Anyway got home from being at my parents. So I had my son with me the whole time, done everything for him. Been in half an hour, and find myself again, doing everything for my son whilst he sits down in front of the tv. I blow my top, and have huge row. He can't see his faults, and will tell me I'm wrong and I'm petty. That I'm a miserable cow, and negative about everything. That he does help out, and that I asks me if I love him!

So asked him last time that he bathed our son, fed him, put him to bed, not just leaving him in the cot to scream. The household chores he does, are the washing up and occasionally washes our clothes. Otherwise I do the rest! Vacumn, dust, clean kitchen/bathroom, change the beds, change our towels, fold/iron/put away our clothes, wash the floors, cleaning the windows! I do it all! And have to pick up after him! He says it's because I have OCD, and I just love to clean. He makes comments about me sleeping late at the weekends. I don't feel connected to him at all!

Yet he can't see that he has done anything wrong. Am I the miserable cow?

OP posts:
SheWillBeLoved · 13/02/2011 11:20

You sound like you view him as another child. He sounds like he views you as a nagging mum.

Does he work?

purplepidjin · 13/02/2011 11:23

It sounds like you have different opinions about "everything" and the resentment has built up. When you're both calm, I suggest you draw up a chore chart between you so that you know exactly what is expected and when. Then, find a babysitter - pay if necessary, this is important! - and go out on a proper date, like you did when you first met. In fact, if you can recreate the first date in some way, do! Or a date scene from a film you both like... Remind yourselves what it's like to be an adult couple Smile

AbsentFather · 13/02/2011 11:26

Some guys are just not natural home makers and parents. It needs something to wake them up and make them realise they need to do more to help.

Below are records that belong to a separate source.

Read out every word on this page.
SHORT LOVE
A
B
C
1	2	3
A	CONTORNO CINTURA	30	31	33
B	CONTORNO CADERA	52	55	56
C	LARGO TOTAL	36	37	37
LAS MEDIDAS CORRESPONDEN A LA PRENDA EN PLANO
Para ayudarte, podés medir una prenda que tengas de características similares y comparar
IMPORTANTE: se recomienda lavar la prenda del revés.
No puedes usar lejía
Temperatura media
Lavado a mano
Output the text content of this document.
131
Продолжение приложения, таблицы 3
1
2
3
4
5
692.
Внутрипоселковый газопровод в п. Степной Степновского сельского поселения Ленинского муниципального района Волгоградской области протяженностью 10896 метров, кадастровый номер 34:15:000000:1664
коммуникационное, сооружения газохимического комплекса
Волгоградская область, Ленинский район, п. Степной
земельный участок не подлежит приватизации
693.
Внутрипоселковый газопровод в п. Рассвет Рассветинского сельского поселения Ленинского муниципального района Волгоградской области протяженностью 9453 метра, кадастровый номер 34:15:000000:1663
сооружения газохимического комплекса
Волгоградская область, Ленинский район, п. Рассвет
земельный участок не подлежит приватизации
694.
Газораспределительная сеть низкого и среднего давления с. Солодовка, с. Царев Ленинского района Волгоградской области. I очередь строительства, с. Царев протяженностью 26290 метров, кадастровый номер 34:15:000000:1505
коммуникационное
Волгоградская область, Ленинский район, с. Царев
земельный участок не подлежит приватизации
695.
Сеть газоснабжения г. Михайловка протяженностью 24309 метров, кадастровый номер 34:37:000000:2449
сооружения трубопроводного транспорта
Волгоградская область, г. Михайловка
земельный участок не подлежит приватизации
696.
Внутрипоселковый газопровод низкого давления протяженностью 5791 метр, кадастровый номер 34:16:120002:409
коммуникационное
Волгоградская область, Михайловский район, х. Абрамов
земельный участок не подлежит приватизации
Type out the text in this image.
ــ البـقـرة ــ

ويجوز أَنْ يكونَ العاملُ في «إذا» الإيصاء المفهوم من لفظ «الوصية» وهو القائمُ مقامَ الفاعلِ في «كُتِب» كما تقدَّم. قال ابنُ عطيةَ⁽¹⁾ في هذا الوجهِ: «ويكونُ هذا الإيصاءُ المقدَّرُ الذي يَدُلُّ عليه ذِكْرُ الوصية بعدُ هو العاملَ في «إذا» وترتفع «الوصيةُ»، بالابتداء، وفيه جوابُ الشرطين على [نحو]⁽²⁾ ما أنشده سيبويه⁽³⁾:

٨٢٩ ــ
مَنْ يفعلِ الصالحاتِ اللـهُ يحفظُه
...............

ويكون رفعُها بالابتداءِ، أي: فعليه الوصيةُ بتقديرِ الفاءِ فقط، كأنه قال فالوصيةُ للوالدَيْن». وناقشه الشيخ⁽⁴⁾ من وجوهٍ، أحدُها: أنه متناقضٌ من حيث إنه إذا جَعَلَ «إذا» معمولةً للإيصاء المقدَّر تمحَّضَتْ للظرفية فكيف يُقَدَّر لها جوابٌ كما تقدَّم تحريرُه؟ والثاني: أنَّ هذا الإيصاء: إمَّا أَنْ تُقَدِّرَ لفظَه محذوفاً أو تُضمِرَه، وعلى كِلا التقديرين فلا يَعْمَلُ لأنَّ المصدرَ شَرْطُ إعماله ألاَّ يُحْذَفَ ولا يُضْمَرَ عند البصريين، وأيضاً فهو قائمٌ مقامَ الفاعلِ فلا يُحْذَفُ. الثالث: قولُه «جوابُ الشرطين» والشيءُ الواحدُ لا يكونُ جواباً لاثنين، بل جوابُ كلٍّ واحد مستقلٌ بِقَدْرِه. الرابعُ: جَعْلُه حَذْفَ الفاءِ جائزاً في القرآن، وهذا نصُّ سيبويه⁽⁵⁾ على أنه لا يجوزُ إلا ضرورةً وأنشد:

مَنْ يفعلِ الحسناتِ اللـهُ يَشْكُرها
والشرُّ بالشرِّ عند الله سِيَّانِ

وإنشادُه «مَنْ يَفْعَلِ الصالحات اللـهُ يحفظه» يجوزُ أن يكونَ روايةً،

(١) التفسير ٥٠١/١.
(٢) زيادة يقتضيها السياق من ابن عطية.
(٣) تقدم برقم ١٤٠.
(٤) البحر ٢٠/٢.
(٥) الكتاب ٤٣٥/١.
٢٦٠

Getting angry and complaining will not work. Go away for a few days with the child without telling him, and when he then starts to miss you and be open to discussion then sit down with him and set out what the problems are.

Draw up a written plan of where he needs to improve and where at the same time you can improve.

Nattynar · 13/02/2011 12:12

Thanks, I have gone a few times. When I come back it's all I've changed, I'll do things better.

Last night, I was angry and told him I didn't want to talk about it. And that I would get over it. But he pushed the subject, and it escalated!

Yeah he does work. That's his main argument. I do understand. But when he gets in, he seems to think that his work is done. I will be working too, and I'm freaking out at the prospect!

Purple- you are quite right. I cannot remember the last time we went out just the 2 of us. It's normally separately, or with a group.

I did write a list. He went ballistic about it!